Beyond the China A shares hype

As major indices increasingly broaden accessibility to Chinese equities, one emerging markets specialist argues investing in the country goes beyond index inclusion.

The landmark move by MSCI last year opened the floodgates to the once-difficult-to-access Chinese equity market.

In May 2019, it increased the inclusion factor of all China A large cap stocks from 5% to 10%, and will further increase its exposure in 5% increments over August and November.

FTSE Russell completed the first phase of its inclusion in June in which 5.5% of its emerging market index comprised China A shares.

J.P. Morgan emerging markets and Asia Pacific equities investment specialist, Alexander Treves, says China continues to open up investment opportunities irrespective of the indices' constituents.

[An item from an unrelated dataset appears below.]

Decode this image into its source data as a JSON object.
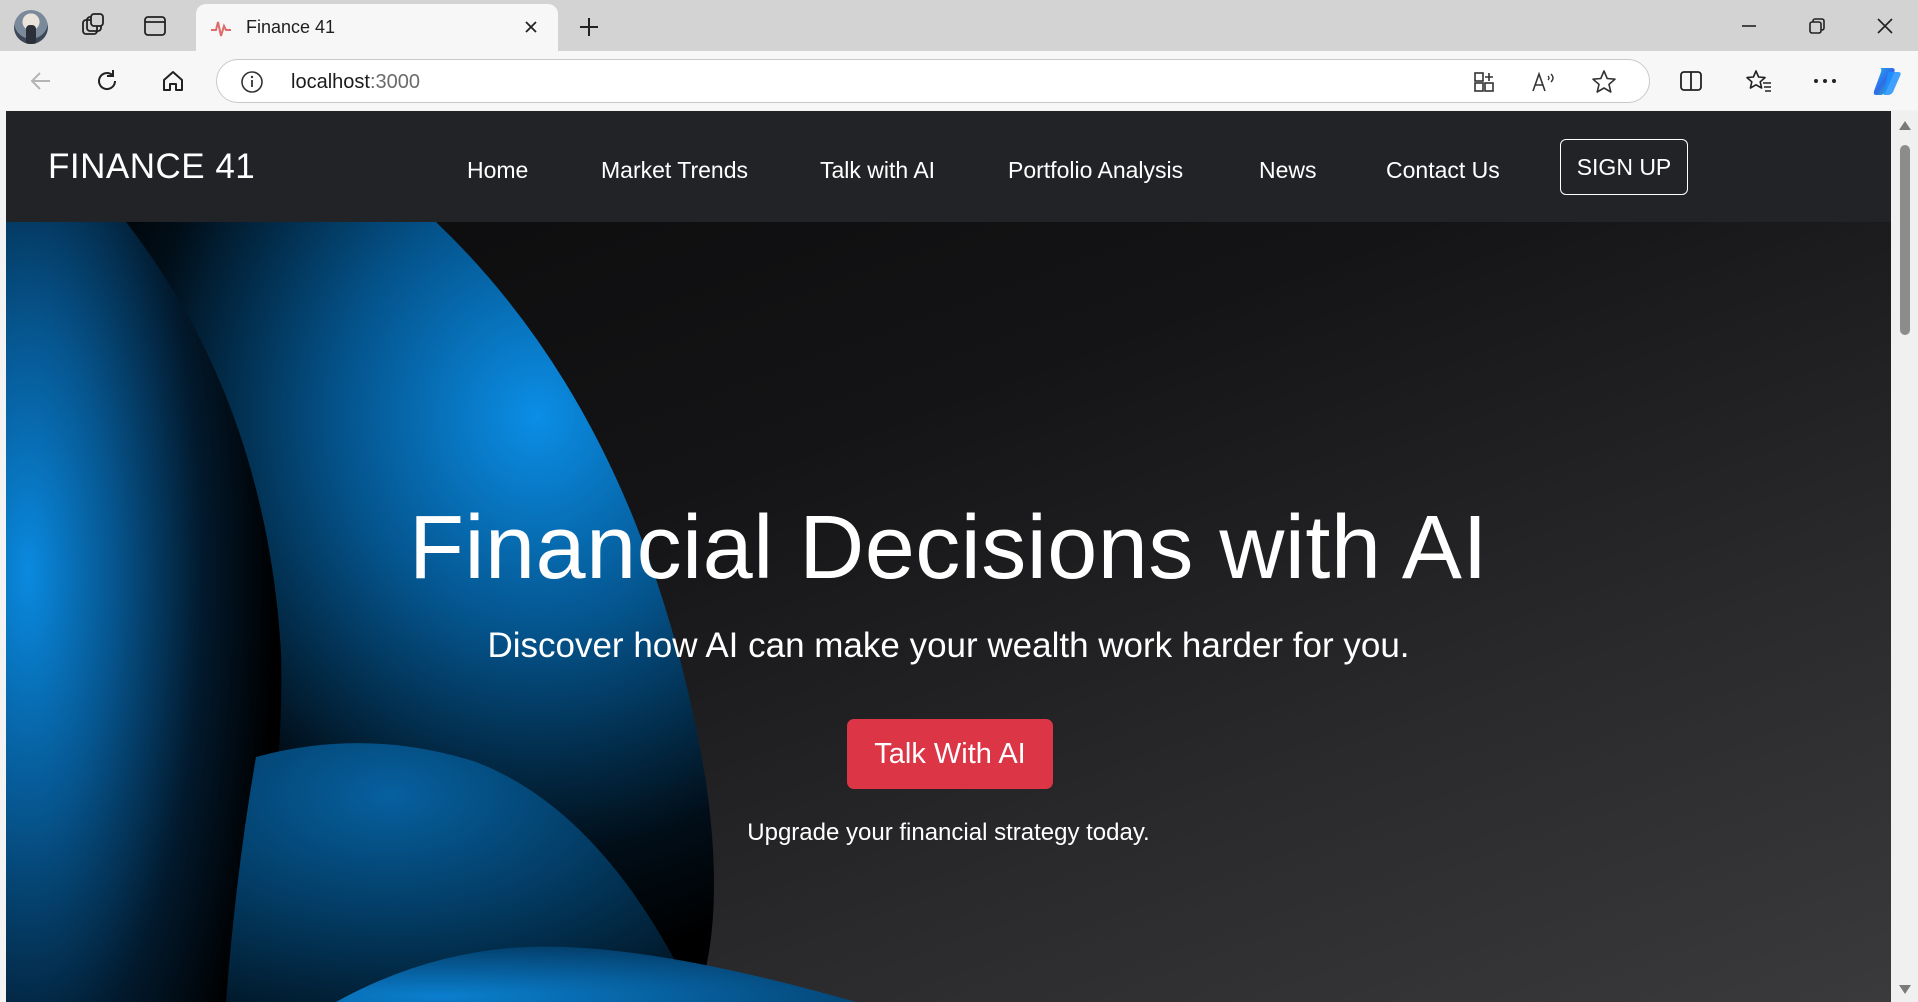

A little known fact is that China has a substantial, domestic listed condiments market that's flourishing in isolation from trade tensions, he told a recent media briefing.

In the 1990s, early listed companies typically operated in the toll roads, telcos and energy industries that were government owned with the purpose of building China's infrastructure, he said, noting this was a period Australia's export sector greatly benefitted from.

Between 1999 and now, China became the biggest market in Asia in "record-breaking time." Here is a communist country with more listed firms than a capitalist structure like the US, he said.

Despite large public companies gaining most of the attention, Treves is also seeing Chinese private firms experiencing strong growth.

China has gone from making cheap technology for rich consumers elsewhere to a place that manufactures world-leading technology increasingly for domestic consumption and not just for overseas consumption, he said.

But investing in Asia is not just about China, Hong Kong-based Treves pointed out.

ASEAN, which includes Vietnam, Indonesia, Thailand and the Philippines, is the third most populous region and the sixth largest economy in aggregate.

Even before the trade tensions began, many corporations were relocating manufacturing operations to South East Asia as China became less cheap to do business. The trade tensions have only accelerated this process, Treves said.